I must have missed the part about how the road was paved to encourage development in an area that was mostly under water during the last flood(!!!) Just look east from the intersection of South Duff and SE 16th, from which SE 16th looks like a valley next to the river, and the flooding potential is obvious. You don't need a flood-plain map.

And per a previous comment, land that holds flood water provides a VERY valuable service, even if it doesn't provide a lot of tax revenue. Road shoulders provide a valuable service even if you can't ordinarily drive on them. Kidneys provide a valuable service even if you can't think with them. Until we accept and embrace the truth that the flood plain is part of the river, we'll continue to make dumb decisions that cause serious problems for future residents and taxpayers.

Three cheers for Cedar Falls, the town that finally put an end to the craziness and realized that the flood plain is for flooding.

The Citizen

I think most of us are positively impressed with the votes of City Council members Wacha, Szopinski, and Goodman on this issue. A courageous stand and the right thing to do.

to "The Citizen"

I agree.

all winners

TIFF districts, urban renewal districts, historic renovation tax credits and tax abatement were all designed to improve communities for the well being and benefit of all. The concept is to encourage at risk investment that would otherwise be too risky or motivated to locate in other communities. I would prefer that tax abatement not be for a specific business proposal, but rather a targeted area where there is agreement that the area needs improvement or has financial impediments not common to the rest of the community.

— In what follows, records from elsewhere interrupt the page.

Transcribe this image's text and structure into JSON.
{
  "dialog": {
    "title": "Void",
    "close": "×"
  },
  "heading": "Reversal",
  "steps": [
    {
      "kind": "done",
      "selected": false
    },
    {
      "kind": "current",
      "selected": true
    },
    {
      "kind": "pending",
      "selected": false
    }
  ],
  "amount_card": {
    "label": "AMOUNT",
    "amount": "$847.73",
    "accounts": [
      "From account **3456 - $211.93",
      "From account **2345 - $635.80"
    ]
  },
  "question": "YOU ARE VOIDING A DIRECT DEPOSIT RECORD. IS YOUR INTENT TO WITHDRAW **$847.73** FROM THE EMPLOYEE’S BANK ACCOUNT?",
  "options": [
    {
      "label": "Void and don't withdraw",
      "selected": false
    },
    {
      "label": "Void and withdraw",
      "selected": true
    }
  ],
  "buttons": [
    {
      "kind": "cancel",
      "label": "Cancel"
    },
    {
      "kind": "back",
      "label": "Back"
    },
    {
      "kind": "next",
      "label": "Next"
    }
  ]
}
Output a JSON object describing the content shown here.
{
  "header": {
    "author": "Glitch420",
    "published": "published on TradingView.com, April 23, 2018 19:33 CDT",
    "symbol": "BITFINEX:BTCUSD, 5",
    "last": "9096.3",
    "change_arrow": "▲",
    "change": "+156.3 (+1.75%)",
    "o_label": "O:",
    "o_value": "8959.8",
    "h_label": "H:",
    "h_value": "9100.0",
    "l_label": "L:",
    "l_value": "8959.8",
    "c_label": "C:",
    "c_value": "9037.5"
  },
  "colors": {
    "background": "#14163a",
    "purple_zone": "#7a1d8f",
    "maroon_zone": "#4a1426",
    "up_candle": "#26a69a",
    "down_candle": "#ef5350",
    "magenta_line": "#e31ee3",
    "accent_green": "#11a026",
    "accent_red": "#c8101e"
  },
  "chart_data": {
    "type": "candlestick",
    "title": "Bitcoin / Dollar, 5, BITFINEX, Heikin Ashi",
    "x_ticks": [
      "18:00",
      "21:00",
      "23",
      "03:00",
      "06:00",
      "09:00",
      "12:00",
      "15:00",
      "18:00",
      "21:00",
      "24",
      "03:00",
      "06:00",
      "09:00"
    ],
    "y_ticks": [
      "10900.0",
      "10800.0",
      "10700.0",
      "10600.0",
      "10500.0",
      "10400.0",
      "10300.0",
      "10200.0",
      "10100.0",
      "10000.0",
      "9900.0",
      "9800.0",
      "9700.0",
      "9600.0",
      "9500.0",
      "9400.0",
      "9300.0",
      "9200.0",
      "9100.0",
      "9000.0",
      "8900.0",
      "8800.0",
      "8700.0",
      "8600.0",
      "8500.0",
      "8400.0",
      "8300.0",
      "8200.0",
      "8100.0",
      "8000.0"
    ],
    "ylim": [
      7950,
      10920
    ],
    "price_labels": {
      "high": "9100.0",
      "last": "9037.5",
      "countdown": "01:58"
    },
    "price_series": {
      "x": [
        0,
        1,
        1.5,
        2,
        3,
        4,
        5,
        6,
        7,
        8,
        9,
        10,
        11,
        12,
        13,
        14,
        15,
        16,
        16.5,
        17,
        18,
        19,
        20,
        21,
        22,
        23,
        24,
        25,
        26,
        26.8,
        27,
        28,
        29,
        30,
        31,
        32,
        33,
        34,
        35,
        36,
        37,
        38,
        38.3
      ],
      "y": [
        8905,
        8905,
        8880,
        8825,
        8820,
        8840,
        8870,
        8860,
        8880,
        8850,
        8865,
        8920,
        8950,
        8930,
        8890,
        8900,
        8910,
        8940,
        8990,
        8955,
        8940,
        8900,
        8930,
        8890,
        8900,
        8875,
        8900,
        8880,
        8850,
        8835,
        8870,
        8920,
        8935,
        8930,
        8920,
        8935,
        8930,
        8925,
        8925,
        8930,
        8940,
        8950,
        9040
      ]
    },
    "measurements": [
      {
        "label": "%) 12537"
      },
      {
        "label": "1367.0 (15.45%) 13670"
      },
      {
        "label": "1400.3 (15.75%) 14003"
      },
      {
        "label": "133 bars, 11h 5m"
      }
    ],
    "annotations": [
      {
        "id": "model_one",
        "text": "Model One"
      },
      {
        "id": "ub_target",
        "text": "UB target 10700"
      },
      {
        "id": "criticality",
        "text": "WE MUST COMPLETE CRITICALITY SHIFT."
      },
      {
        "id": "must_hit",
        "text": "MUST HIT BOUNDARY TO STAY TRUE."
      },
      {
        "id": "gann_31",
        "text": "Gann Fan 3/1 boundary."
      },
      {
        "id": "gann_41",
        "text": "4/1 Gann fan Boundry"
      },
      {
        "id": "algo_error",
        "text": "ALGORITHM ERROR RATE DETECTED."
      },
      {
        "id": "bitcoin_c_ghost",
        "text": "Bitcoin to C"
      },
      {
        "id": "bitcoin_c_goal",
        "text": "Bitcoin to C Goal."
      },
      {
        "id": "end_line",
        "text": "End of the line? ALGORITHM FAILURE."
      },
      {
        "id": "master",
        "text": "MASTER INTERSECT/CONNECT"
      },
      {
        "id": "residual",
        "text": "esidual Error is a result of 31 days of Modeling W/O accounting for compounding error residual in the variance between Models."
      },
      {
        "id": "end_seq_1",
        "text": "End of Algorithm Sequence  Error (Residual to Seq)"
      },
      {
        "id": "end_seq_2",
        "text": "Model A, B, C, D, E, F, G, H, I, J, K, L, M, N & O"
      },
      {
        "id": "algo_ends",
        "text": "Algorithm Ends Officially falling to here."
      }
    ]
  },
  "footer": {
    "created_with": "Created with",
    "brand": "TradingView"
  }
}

It is a Matter of Definition

Urban renewal districts are by definiton URBAN ie existing urban areas NOT FLOOD PLains.

Wacha and Webfilings

Wacha can't square in his head why this Iowa based company needs an incentive to locate here in Ames, though if you look around it is not hard to determine that there are not really alternative sites that are suitable (and not the old Benson Motors is not suitable for a modern car dealership). I'm wondering if Wacha has any trouble squaring in his head that his own company (California based Webfilings) has received huge government incentives from the State of Iowa and property tax abatement from the City. In addition their new facillity is on government subsidized land at the ISU Research park. Wacha did not work for Webfilings until after he was elected to Council, and the incentives came after that. Prior to Webfilings, Wacha worked for Quality Attributes Software - another recepient of large amounts of state economic development assistance. I am glad Webfilings located here in Ames, and that we had state and local incentives in place to get them here (though I don't think we collect sales tax on the service they sell). I just wish we could have offered a little bit of assistance to the Deery brothers.

Good econmic developement

Good economic development incentives increase the community's exports. Webfilings provides virtually all of it's services outside of Ames. Thus giving a greater bang for our incentive dollar.

Bad economic development incentives replace already existing services. The return for the incentive dollar is very small when replacing existing services.

Combine that with incentivizing flood plain development -- Wacha vote was a good one.